Because of the minimal metabolism of BMP by human hepatic microsomes and hepatocytes, its glucuronidation by human intestinal microsomes was investigated. Intestinal glucuronidation is known to occur for numerous drugs and chemicals (Cubitt et al., 2009) and may play a more important role in humans than in rats (Dalvie et al., 2008; Wong et al., 2009). Some UGT enzymes (i.e., UGT1A8) are expressed primarily in the intestinal system (Fisher et al., 2001). Although human intestinal microsomes did glucuronidate BMP, the rate was slower than that of hepatic microsomes. Thus, it appears that BMP undergoes minimal glucuronidation by human tissues, and no other significant metabolic pathways are apparent.

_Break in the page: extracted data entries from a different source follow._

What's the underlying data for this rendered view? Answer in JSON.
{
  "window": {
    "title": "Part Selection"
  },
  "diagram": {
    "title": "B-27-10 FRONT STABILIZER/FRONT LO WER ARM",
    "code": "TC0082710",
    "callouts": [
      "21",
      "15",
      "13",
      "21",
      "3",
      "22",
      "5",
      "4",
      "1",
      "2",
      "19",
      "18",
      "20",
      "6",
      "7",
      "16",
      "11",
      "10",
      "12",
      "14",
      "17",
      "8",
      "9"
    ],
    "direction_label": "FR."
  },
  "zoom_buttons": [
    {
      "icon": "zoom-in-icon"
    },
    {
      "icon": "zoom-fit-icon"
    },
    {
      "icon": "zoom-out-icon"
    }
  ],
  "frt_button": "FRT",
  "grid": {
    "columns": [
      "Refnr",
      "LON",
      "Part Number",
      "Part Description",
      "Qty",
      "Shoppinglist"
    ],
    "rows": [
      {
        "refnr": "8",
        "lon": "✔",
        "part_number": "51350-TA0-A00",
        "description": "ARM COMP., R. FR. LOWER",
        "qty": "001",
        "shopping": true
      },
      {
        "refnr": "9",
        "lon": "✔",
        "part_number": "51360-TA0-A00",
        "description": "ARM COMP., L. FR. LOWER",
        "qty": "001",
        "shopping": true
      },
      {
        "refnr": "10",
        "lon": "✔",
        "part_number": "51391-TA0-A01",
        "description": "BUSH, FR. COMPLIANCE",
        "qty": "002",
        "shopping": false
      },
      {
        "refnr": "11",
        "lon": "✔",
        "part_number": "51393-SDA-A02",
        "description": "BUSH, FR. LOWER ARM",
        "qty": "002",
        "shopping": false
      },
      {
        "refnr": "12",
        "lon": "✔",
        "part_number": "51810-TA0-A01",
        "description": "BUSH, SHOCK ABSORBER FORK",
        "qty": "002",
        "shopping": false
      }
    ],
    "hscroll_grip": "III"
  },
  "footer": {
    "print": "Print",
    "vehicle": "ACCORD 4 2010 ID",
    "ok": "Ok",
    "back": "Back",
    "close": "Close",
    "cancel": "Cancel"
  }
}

The only expressed UGT enzyme to glucuronidate BMP was UGT2B7. This human enzyme glucuronidated BMP at a rate that was similar to that of human hepatic microsomes. Members of the UGT1A family were inactive. Because there is a high homology among members of the UGT2B family (Mackenzie et al., 2005) and UGT2B7 was the only member of the UGT2B family tested, it is not known whether other UGT2B enzymes may contribute somewhat to the low level of BMP glucuronidation observed in human liver and intestine. It is likely that UGT2B enzymes are responsible for the glucuronidation of BMP by hepatic microsomes of rats as well as those of the other species tested. However, the dramatic variation in the extent of BMP glucuronidation between rats and humans suggests that rats may possess a specific UGT2B enzyme that is not or is only poorly expressed in human hepatic microsomes. Other investigators have reported that human liver microsomes possess dramatically less glucuronidation activity toward aliphatic alcohols than rat liver microsomes. For example, the V_max/K_m ratios for the glucuronidation of n-propanol by rat and human hepatic microsomes were 3.0 and 0.5 μl/min/mg, respectively (Iwersen and Schmoldt, 1997; Jurowich et al., 2004).

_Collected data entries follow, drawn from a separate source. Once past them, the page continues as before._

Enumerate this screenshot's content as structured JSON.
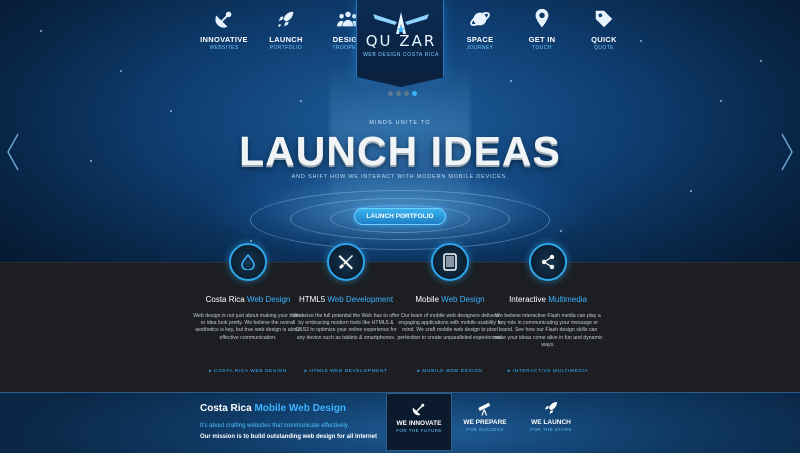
{
  "nav": {
    "left": [
      {
        "label": "INNOVATIVE",
        "sub": "WEBSITES",
        "icon": "satellite-dish-icon"
      },
      {
        "label": "LAUNCH",
        "sub": "PORTFOLIO",
        "icon": "rocket-icon"
      },
      {
        "label": "DESIGN",
        "sub": "TROOPERS",
        "icon": "team-icon"
      }
    ],
    "right": [
      {
        "label": "SPACE",
        "sub": "JOURNEY",
        "icon": "planet-icon"
      },
      {
        "label": "GET IN",
        "sub": "TOUCH",
        "icon": "map-pin-icon"
      },
      {
        "label": "QUICK",
        "sub": "QUOTE",
        "icon": "price-tag-icon"
      }
    ]
  },
  "logo": {
    "text": "QU  ZAR",
    "sub": "WEB DESIGN COSTA RICA",
    "icon": "quazar-logo-icon"
  },
  "slider": {
    "dots": 4,
    "active_index": 3
  },
  "hero": {
    "kicker": "MINDS UNITE TO",
    "headline": "LAUNCH IDEAS",
    "subline": "AND SHIFT HOW WE INTERACT WITH MODERN MOBILE DEVICES.",
    "cta": "LAUNCH PORTFOLIO"
  },
  "services": [
    {
      "icon": "drop-icon",
      "title_pre": "Costa Rica ",
      "title_hl": "Web Design",
      "body": "Web design is not just about making your brand or idea look pretty. We believe the overall aesthetics is key, but true web design is about effective communication.",
      "link": "COSTA RICA WEB DESIGN"
    },
    {
      "icon": "tools-icon",
      "title_pre": "HTML5 ",
      "title_hl": "Web Development",
      "body": "We seize the full potential the Web has to offer by embracing modern tools like HTML5 & CSS3 to optimize your online experience for any device such as tablets & smartphones.",
      "link": "HTML5 WEB DEVELOPMENT"
    },
    {
      "icon": "tablet-icon",
      "title_pre": "Mobile ",
      "title_hl": "Web Design",
      "body": "Our team of mobile web designers delivers engaging applications with mobile usability in mind. We craft mobile web design to pixel perfection to create unparalleled experiences.",
      "link": "MOBILE WEB DESIGN"
    },
    {
      "icon": "share-icon",
      "title_pre": "Interactive ",
      "title_hl": "Multimedia",
      "body": "We believe interactive Flash media can play a key role in communicating your message or brand.  See how our Flash design skills can make your ideas come alive in fun and dynamic ways.",
      "link": "INTERACTIVE MULTIMEDIA"
    }
  ],
  "bottom": {
    "title_pre": "Costa Rica ",
    "title_hl": "Mobile Web Design",
    "line1": "It's about crafting websites that communicate effectively.",
    "line2": "Our mission is to build outstanding web design for all Internet",
    "tabs": [
      {
        "label": "WE INNOVATE",
        "sub": "FOR THE FUTURE",
        "icon": "satellite-dish-icon"
      },
      {
        "label": "WE PREPARE",
        "sub": "FOR SUCCESS",
        "icon": "telescope-icon"
      },
      {
        "label": "WE LAUNCH",
        "sub": "FOR THE STARS",
        "icon": "rocket-icon"
      }
    ]
  },
  "colors": {
    "accent": "#3cb4ff",
    "hero_bg": "#0f3e72",
    "services_bg": "#1a1c20"
  }
}
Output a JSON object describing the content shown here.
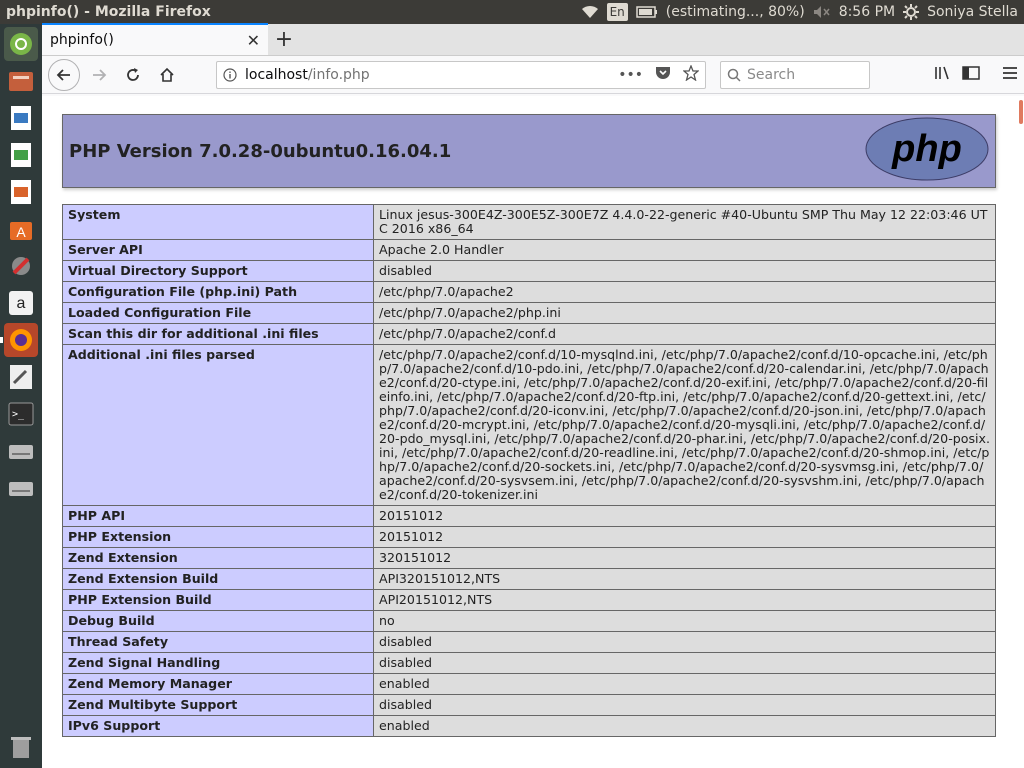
{
  "topbar": {
    "window_title": "phpinfo() - Mozilla Firefox",
    "language": "En",
    "battery": "(estimating..., 80%)",
    "time": "8:56 PM",
    "user": "Soniya Stella"
  },
  "launcher": {
    "items": [
      "ubuntu-icon",
      "files-icon",
      "writer-icon",
      "calc-icon",
      "impress-icon",
      "software-center-icon",
      "settings-icon",
      "amazon-icon",
      "firefox-icon",
      "text-editor-icon",
      "terminal-icon",
      "drive-icon",
      "drive-icon-2"
    ],
    "trash": "trash-icon"
  },
  "browser": {
    "tab_title": "phpinfo()",
    "url_host": "localhost",
    "url_path": "/info.php",
    "search_placeholder": "Search"
  },
  "phpinfo": {
    "version_title": "PHP Version 7.0.28-0ubuntu0.16.04.1",
    "logo_text": "php",
    "rows": [
      {
        "key": "System",
        "value": "Linux jesus-300E4Z-300E5Z-300E7Z 4.4.0-22-generic #40-Ubuntu SMP Thu May 12 22:03:46 UTC 2016 x86_64"
      },
      {
        "key": "Server API",
        "value": "Apache 2.0 Handler"
      },
      {
        "key": "Virtual Directory Support",
        "value": "disabled"
      },
      {
        "key": "Configuration File (php.ini) Path",
        "value": "/etc/php/7.0/apache2"
      },
      {
        "key": "Loaded Configuration File",
        "value": "/etc/php/7.0/apache2/php.ini"
      },
      {
        "key": "Scan this dir for additional .ini files",
        "value": "/etc/php/7.0/apache2/conf.d"
      },
      {
        "key": "Additional .ini files parsed",
        "value": "/etc/php/7.0/apache2/conf.d/10-mysqlnd.ini, /etc/php/7.0/apache2/conf.d/10-opcache.ini, /etc/php/7.0/apache2/conf.d/10-pdo.ini, /etc/php/7.0/apache2/conf.d/20-calendar.ini, /etc/php/7.0/apache2/conf.d/20-ctype.ini, /etc/php/7.0/apache2/conf.d/20-exif.ini, /etc/php/7.0/apache2/conf.d/20-fileinfo.ini, /etc/php/7.0/apache2/conf.d/20-ftp.ini, /etc/php/7.0/apache2/conf.d/20-gettext.ini, /etc/php/7.0/apache2/conf.d/20-iconv.ini, /etc/php/7.0/apache2/conf.d/20-json.ini, /etc/php/7.0/apache2/conf.d/20-mcrypt.ini, /etc/php/7.0/apache2/conf.d/20-mysqli.ini, /etc/php/7.0/apache2/conf.d/20-pdo_mysql.ini, /etc/php/7.0/apache2/conf.d/20-phar.ini, /etc/php/7.0/apache2/conf.d/20-posix.ini, /etc/php/7.0/apache2/conf.d/20-readline.ini, /etc/php/7.0/apache2/conf.d/20-shmop.ini, /etc/php/7.0/apache2/conf.d/20-sockets.ini, /etc/php/7.0/apache2/conf.d/20-sysvmsg.ini, /etc/php/7.0/apache2/conf.d/20-sysvsem.ini, /etc/php/7.0/apache2/conf.d/20-sysvshm.ini, /etc/php/7.0/apache2/conf.d/20-tokenizer.ini"
      },
      {
        "key": "PHP API",
        "value": "20151012"
      },
      {
        "key": "PHP Extension",
        "value": "20151012"
      },
      {
        "key": "Zend Extension",
        "value": "320151012"
      },
      {
        "key": "Zend Extension Build",
        "value": "API320151012,NTS"
      },
      {
        "key": "PHP Extension Build",
        "value": "API20151012,NTS"
      },
      {
        "key": "Debug Build",
        "value": "no"
      },
      {
        "key": "Thread Safety",
        "value": "disabled"
      },
      {
        "key": "Zend Signal Handling",
        "value": "disabled"
      },
      {
        "key": "Zend Memory Manager",
        "value": "enabled"
      },
      {
        "key": "Zend Multibyte Support",
        "value": "disabled"
      },
      {
        "key": "IPv6 Support",
        "value": "enabled"
      }
    ]
  },
  "colors": {
    "header_bg": "#9999cc",
    "key_bg": "#ccccff",
    "value_bg": "#dddddd",
    "launcher_bg": "#2f3a3a",
    "panel_bg": "#3c3b37"
  }
}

Because BMP is a dialcohol, it may be metabolized by the same UGT as simple alcohols. Iwersen and Schmoldt (1997) reported that a specific hydroxysteroid UGT (UGT2B3) present in rat liver microsomes catalyzed the glucuronidation of aliphatic alcohols (C1–C7). However, the affinity of this enzyme was low, with K_m values ranging from 0.3 to 86 mM (K_m values for glucuronosyl transferase(s) decreased with increasing chain length). The alcohol with the highest affinity (heptanol) yielded a V_max/K_m value of 40 μl/min/mg, which is similar to the value of 42 to 65 μl/min/mg obtained for BMP reported here. In studies with human liver microsomes, Jurowich et al. (2004) reported a similar structure-activity relationship for glucuronidation of these alcohols but found their affinities to be 2- to 6-fold lower for human liver microsomes than for rat liver microsomes. Thus, BMP seems to behave similarly to aliphatic alcohols (C5–C7) with respect to glucuronidation by rat and human liver microsomes. An understanding of the molecular aspects of this rodent/human difference in glucuronidation capacity toward chemicals such as BMP has important toxicological ramifications, particularly when metabolic data are used to extrapolate findings in rats to humans.

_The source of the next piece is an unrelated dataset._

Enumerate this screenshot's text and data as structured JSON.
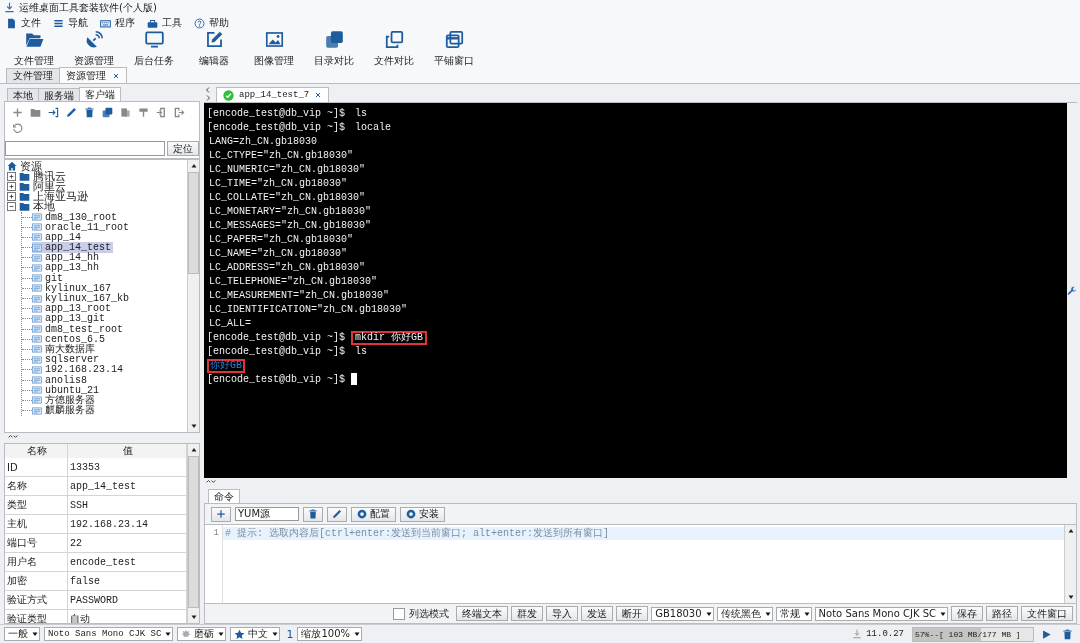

In conclusion, glucuronidation appears to be the sole route of metabolism for BMP in rodents and humans and most likely for the other species investigated. Among the species tested, rodents displayed the highest glucuronidation capacity. Our data suggest that interspecies differences in UGT enzymes significantly alter the glucuronidation of BMP and result in severely compromised capacity to metabolize BMP in some species. The poor glucuronidation capacity of BMP by humans suggests that its in vivo pharmacokinetic profile will differ dramatically from that obtained in rodents. How such dramatic differences in pharmacokinetics will affect the potential for BMP toxicity in humans remains to be established.